I’ve only recently caught up with this news item from Cambridge. I have read one or two commenters here on HP suggesting that EDL linked moves to protect communities from riots are judged by different, and harsher, criteria than similar initiatives from (for example) Turkish business owners. That point, to be fair, seemed worth thinking about. But scepticism about the motives of anti-rioters who invoke the EDL seems justified by the way they have gone about ‘protecting’ Cambridge.
There was some unrest in Cambridge, focused on the Grafton shopping centre and Midsummer Common. So it might seem odd that the EDL thought that Mill Road (unaffected by rioting) needed special protection. One target of their vigilantism was the owner of a popular local Algerian restaurant.

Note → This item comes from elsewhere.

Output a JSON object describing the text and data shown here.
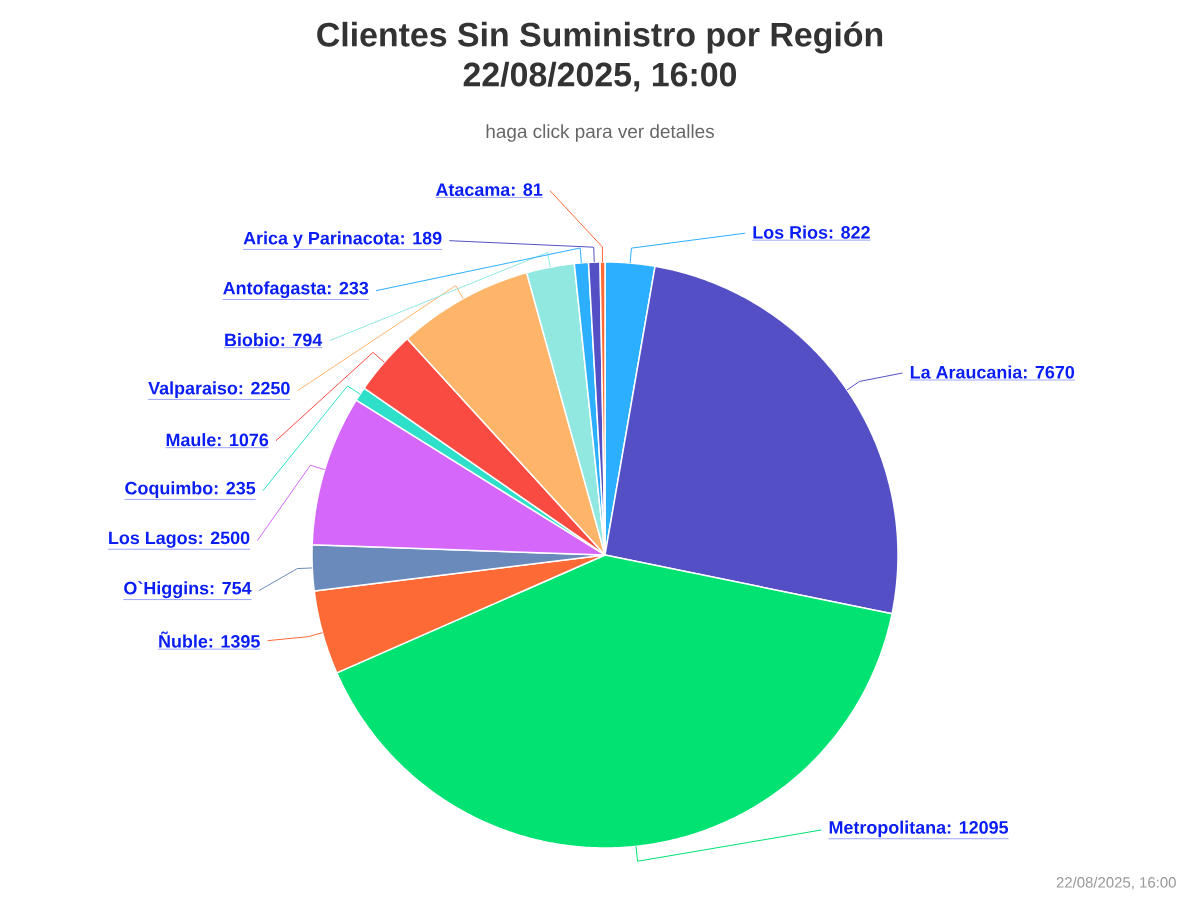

Foudil Rerizani, owner of Algerian restaurant Al Casbah in Mill Road, was confronted by the group.
He said: “There was a group of about 10 or so people who were very loud and aggressive shouting ‘EDL, EDL’.
“They looked at me and said ‘You are open tonight, you won’t be tomorrow’.
“They weren’t stopping anyone from rioting. There was no-one on the street who was rioting. It’s total rubbish. I wasn’t bothered by them. I am used to these people.”
Of course it’s not hard to work out why this group decided to wander down Mill Road rather than go somewhere which had seen some actual rioting. This is an area of Cambridge where many Muslims live and work and where a new mosque is being planned, the same area which was the focus of the EDL’s recent demonstration in Cambridge.